Ancora un orso investito e ucciso sulla strada Sora-Avezzano
PESCASSEROLI (AQ) – Ancora un orso ha perso la vita in un investimento stradale. Ieri sera, intorno alle 22.00, sulla Strada Statale Sora-Avezzano, all’altezza del chilometro 27nei pressi dell’uscita Le Rosce, è stato investito e ucciso un orso bruno marsicano.
La vittima è un esemplare maschio, subadulto, di età stimata tra i 4 e i 6 anni. L’impatto è stato violento e, secondo le prime valutazioni, l’animale è probabilmente morto sul colpo per il trauma subito.
L’Intervento del Parco e le Indagini
La Centrale Operativa dei Carabinieri di Tagliacozzo ha allertato i tecnici del Parco Nazionale d’Abruzzo, Lazio e Molise. Data l’assenza di altri veterinari disponibili, è intervenuta l’equipe del Parco. I sanitari, arrivati sul posto dopo circa 45 minuti a causa della distanza dall’area protetta – si tratta infatti di un territorio esterno anche alla cosiddetta Area Contigua – hanno potuto solo constatare il decesso.
La veterinaria del Parco ha certificato la morte dell’animale, attribuibile con ogni probabilità a un trauma cranico. La carcassaè stata quindi rimossa e trasferita presso la sede del Parco a Pescasseroli. Da lì sarà successivamente inviata all’Istituto Zooprofilattico di Teramo per gli accertamenti di routine (necroscopia) necessari a raccogliere dati scientifici sull’esemplare.

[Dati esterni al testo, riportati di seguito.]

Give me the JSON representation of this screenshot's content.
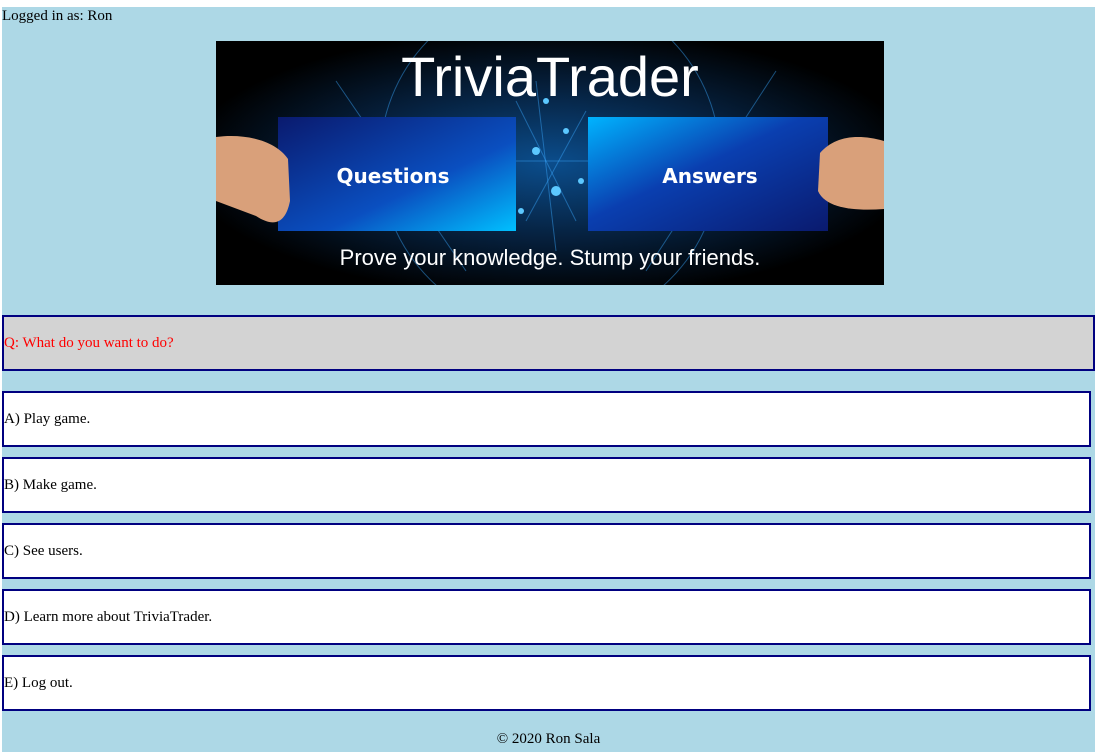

Sulla dinamica dell’incidente, che ha coinvolto almeno due veicoli, stanno indagando i Carabinieri della Compagnia di Tagliacozzo. Fortunatamente, non si registrano feriti gravi tra le persone coinvolte. Un uomo, alla guida di uno dei mezzi, ha riportato un trauma a una spalla e si è recato in ospedale per accertamenti.
Una Serie Drammatica e una Convivenza Complessa
L’episodio si aggiunge a una serie già lungadi investimenti che colpiscono la fauna protetta, in particolare la popolazione dell’orso marsicano, specie simbolo e a fortissimo rischio di estinzione.
Il fatto richiama ancora una volta la complessità della convivenza tra fauna selvatica, infrastrutture viarie e territori abitati. Una complessità che difficilmente può essere risolta con risposte semplici o immediate, ma che richiede un impegno costante nella progettazione di misure di mitigazione – come sottopassi faunistici efficaci e sistemi di dissuasione – e nella sensibilizzazione degli automobilisti che transitano in queste aree sensibili, soprattutto nelle ore notturne.